Rhapsody in Love 〜幸せの在処〜
何と言って答えたらいいのか戸惑って、遼太郎は絶句する。するとその沈黙に、彩恵はますます焦りの度合いを強めた。
「…狩野くんとはあんまり話したこともないのに、いきなりこんなこと言われても困っちゃうよね?」
沈黙の中で、遼太郎の思考はせめぎ合っていた。
もちろん、好きなのはみのりだけだ。それは遼太郎にとって真理のようなもので、これからも変わることはない。

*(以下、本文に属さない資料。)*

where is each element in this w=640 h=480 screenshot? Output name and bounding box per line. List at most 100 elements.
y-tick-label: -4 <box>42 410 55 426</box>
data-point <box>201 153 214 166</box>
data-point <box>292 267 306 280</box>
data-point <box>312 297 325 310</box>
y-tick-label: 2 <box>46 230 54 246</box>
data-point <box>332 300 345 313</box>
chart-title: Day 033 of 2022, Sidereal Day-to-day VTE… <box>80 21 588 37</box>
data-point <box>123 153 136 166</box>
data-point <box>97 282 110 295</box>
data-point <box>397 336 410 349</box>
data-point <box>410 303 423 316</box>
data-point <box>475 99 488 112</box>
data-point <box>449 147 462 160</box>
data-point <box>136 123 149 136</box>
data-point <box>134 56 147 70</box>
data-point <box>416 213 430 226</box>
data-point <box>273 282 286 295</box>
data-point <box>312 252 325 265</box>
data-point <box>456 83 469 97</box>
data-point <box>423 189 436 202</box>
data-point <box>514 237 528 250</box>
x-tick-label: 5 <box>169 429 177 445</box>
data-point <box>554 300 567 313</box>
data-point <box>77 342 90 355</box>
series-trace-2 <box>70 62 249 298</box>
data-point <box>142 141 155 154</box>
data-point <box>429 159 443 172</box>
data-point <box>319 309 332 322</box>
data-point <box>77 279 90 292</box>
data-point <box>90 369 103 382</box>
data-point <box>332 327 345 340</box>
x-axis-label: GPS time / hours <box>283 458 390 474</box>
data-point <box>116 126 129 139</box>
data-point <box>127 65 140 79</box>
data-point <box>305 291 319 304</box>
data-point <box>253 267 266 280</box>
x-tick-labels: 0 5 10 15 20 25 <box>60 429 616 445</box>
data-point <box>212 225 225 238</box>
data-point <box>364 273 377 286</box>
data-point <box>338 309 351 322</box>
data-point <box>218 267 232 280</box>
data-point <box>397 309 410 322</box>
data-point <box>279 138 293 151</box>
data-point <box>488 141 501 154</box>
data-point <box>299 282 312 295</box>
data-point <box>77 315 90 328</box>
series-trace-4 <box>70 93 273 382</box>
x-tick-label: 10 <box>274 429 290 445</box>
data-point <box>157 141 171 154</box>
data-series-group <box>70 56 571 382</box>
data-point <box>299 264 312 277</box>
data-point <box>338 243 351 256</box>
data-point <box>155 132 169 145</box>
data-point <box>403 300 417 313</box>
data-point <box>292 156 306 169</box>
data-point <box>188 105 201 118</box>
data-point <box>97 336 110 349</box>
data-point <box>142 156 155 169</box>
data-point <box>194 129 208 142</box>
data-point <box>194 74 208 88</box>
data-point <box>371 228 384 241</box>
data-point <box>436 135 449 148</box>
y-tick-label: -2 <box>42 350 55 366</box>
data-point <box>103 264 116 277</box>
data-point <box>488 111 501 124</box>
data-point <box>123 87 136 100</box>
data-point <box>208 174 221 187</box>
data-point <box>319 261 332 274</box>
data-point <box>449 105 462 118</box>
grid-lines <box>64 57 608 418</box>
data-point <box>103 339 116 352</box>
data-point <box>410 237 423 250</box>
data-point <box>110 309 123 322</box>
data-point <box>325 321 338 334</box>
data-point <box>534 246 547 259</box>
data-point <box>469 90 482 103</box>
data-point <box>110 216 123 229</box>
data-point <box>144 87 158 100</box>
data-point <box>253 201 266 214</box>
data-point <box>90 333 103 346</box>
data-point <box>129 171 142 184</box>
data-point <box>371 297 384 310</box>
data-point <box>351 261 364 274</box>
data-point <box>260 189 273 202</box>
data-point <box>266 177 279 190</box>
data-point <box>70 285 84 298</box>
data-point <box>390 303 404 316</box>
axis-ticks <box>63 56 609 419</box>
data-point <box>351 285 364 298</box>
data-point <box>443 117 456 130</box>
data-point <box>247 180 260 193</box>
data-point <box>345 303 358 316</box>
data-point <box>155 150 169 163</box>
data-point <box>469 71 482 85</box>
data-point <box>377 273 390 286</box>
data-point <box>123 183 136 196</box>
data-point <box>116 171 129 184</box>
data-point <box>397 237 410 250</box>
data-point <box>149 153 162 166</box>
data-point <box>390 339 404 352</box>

けれども、この状況をどうするべきか…。彩恵の好意をどう受け止めるべきか…。
あまりにも沈黙が長いので、彩恵はそれを否定的な意味に受け取ったらしい。
影の射した寂しそうな諦めの笑顔を作る。
「…迷惑だったみたいだね。ごめんなさい。…このことは忘れて、今まで通り友達として仲良くしてね。」
そう言って、彩恵はこの話をそれで終わりにしようとした。
「…いや、迷惑じゃないよ。」
突然口を利いた遼太郎を見上げて、彩恵は驚いたような顔をする。
「……え?」
「…うん、いいよ。付き合おう。」
遼太郎の短い答えに、彩恵の表情に歓喜が加わる。
「ホントに?!嬉しい…!ありがとう、狩野くん。」
喜びにほころんだ彩恵の顔を見ながら、遼太郎は決意して心に鎧をまとった。
――…これは、先生から出された宿題だ……!
そう自分に言い聞かせて、遼太郎は自分にとって辛く苦しい試練の中へと、敢えて一歩を踏み出した。